Why Scrapping Fuel Tax Credits Would Drill a Hole in Australia's Future
11 February, 2026
There’s renewed debate around the Diesel Fuel Tax Credit Scheme. But here’s the operational reality: For drilling contractors, fuel tax credits are not a subsidy. They’re a correction. As outlined in the latest Australasian Drilling, the Australian Drilling Industry Association (ADIA) has cautioned that abolishing or capping the scheme would have serious consequences for mineral exploration, water security, energy transition projects and regional employment.
Drilling contractors operate primarily in remote and regional locations — on private leases, mine sites, farms and infrastructure corridors. They pay fuel excise when travelling on public roads. Fuel tax credits apply only to diesel used off-road, where no public road infrastructure is being used.
As ADIA CEO Jeff Miller puts it: “Diesel fuel tax credits aren’t a subsidy — they’re the difference between drilling getting done and projects stalling.”
Drilling is the first link in the supply chain.
- No drilling → no discovery.
- No discovery → no development.
- No development → no critical minerals, no new energy infrastructure, no regional water security.
Blanket changes to the scheme would disproportionately impact small and mid-tier contractors operating on tight margins — particularly in exploration and regional Australia.

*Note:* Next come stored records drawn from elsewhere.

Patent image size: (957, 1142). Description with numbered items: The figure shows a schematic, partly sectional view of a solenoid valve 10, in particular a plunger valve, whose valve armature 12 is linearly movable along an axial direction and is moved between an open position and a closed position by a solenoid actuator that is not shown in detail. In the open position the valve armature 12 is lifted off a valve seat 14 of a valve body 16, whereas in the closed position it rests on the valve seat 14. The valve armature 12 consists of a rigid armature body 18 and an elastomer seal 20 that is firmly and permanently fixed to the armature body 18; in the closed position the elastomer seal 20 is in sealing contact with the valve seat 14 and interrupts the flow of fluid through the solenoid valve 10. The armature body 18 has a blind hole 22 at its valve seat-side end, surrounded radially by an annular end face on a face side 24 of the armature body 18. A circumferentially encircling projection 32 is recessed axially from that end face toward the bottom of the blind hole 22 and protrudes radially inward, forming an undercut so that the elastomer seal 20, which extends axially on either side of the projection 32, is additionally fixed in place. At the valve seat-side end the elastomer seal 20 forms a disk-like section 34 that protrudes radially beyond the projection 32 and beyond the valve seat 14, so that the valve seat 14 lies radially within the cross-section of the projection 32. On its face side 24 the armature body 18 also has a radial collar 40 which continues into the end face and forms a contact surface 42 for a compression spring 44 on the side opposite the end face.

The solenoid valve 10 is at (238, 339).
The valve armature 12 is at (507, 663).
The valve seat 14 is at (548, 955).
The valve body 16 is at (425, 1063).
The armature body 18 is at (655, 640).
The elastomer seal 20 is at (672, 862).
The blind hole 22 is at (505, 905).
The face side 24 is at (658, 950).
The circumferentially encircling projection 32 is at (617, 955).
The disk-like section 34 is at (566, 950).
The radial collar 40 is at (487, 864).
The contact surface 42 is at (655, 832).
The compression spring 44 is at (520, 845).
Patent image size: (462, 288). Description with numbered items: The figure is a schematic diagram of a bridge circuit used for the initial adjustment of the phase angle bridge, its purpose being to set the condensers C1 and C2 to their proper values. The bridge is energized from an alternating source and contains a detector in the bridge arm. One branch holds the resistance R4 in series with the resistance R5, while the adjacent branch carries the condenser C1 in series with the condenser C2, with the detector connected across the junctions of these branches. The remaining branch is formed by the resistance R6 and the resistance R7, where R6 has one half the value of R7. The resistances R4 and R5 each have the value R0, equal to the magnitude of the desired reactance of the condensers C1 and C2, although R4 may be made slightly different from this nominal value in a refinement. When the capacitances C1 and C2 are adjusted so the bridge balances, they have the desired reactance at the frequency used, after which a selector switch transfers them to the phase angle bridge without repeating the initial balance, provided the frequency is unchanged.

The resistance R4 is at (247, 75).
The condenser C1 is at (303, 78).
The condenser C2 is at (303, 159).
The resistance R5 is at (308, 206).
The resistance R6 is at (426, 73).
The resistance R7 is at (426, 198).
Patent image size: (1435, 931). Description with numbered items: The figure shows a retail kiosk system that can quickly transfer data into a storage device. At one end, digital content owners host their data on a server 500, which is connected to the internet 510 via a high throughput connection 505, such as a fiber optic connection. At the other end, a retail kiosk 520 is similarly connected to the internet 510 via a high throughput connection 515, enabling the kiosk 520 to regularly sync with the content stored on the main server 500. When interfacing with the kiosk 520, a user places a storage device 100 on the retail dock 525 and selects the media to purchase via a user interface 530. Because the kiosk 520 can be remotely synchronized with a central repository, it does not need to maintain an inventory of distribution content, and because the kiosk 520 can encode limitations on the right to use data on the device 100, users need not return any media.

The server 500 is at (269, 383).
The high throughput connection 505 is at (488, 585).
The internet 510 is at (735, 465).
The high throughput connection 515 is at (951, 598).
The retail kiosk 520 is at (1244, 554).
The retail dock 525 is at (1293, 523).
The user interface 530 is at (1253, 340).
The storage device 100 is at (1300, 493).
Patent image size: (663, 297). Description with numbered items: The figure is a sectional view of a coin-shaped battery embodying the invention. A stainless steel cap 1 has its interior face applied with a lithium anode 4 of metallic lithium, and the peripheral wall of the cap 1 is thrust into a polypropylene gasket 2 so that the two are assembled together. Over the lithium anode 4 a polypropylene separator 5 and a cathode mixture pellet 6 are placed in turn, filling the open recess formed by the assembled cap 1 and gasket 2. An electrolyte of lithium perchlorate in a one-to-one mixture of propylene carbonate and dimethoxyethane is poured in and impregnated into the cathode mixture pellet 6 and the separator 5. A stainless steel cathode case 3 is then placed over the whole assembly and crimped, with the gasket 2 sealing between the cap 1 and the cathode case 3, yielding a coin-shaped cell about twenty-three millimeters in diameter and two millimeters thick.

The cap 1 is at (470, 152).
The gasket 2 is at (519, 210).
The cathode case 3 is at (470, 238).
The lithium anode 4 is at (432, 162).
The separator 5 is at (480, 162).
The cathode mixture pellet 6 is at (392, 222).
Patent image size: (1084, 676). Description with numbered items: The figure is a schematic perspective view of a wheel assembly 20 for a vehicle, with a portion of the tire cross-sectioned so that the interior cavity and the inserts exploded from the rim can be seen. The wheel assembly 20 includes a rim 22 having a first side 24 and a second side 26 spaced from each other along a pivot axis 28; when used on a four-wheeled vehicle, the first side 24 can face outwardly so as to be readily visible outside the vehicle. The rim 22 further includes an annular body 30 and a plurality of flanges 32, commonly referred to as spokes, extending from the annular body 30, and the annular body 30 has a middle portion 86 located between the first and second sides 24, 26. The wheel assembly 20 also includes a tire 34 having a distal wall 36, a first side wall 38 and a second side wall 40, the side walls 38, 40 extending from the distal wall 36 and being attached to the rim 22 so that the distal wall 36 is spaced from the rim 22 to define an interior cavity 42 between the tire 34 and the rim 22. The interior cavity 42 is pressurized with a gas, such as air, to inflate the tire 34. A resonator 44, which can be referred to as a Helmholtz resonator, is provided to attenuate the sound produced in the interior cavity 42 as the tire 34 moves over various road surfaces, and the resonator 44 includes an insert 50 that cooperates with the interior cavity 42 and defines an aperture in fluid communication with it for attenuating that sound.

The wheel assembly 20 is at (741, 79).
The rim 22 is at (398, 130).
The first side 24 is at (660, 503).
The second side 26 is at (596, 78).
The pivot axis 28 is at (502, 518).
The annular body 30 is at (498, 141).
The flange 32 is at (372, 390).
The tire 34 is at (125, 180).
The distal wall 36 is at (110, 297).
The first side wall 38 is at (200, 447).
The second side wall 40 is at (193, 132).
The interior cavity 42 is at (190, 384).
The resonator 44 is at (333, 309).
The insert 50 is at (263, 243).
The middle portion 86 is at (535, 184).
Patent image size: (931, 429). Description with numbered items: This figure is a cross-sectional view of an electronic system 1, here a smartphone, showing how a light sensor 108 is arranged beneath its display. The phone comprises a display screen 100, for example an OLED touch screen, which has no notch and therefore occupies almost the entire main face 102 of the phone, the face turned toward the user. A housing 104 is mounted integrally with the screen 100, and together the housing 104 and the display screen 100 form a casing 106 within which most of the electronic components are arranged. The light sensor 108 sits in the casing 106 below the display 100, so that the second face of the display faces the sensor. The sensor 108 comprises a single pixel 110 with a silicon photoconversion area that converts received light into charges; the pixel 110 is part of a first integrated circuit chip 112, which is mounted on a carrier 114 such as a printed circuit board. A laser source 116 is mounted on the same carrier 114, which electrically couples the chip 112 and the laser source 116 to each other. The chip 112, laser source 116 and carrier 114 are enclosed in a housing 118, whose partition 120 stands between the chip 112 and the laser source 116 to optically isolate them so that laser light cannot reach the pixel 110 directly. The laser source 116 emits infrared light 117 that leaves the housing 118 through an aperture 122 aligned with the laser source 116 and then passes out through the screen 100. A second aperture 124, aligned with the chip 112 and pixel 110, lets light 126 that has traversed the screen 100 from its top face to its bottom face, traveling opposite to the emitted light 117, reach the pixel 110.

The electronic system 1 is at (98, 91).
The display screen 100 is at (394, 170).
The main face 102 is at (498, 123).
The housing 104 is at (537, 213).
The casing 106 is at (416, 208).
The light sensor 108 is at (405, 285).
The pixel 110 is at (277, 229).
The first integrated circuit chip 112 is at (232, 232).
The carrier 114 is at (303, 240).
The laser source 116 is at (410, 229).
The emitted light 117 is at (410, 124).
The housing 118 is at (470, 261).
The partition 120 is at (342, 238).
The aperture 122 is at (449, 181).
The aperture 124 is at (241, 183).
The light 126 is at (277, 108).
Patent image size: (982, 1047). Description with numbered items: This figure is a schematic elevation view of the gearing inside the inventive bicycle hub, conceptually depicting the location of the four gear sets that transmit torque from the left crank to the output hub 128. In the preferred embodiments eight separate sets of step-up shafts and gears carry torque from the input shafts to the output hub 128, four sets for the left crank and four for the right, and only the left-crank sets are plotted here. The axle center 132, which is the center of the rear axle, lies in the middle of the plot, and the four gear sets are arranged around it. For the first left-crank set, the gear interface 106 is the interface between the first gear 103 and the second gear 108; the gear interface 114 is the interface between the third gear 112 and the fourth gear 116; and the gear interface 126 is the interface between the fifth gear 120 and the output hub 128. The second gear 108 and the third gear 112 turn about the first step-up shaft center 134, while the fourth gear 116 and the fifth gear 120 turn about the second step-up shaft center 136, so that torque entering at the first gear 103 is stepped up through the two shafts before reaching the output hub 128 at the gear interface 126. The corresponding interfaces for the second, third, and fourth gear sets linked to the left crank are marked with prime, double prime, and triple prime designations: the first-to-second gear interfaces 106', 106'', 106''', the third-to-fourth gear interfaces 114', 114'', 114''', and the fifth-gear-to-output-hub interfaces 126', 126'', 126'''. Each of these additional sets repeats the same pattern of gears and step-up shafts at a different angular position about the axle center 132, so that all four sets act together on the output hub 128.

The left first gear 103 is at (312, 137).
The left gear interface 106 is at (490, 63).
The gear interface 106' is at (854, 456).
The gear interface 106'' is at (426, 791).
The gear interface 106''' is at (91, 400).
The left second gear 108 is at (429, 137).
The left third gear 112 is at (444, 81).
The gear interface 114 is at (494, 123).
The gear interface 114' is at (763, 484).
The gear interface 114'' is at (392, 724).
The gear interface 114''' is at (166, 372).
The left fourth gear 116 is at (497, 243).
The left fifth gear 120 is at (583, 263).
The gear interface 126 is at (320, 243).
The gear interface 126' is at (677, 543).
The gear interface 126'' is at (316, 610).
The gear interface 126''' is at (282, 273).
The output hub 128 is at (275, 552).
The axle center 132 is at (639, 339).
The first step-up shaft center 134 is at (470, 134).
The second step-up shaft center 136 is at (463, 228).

The industry generates nearly $4 billion in annual revenue, contributes $2.2 billion to GDP, and underpins around $500 billion in economic activity each year. The impact of higher operating costs would be immediate:
- Fewer drilling programs
- Reduced exploration activity
- Weaker investment signals
- Lost regional jobs
- Reduced competitiveness for exploration capital
The drilling sector remains open to future-facing conversations around technology and emissions reduction. But policy must reflect how work is actually carried out in the field — not in theory. If decarbonisation is the goal, it must be grounded in viable alternatives. Until those alternatives exist at scale, fuel tax credits remain a practical mechanism to ensure fairness and enable the work that underpins Australia’s economic and energy future.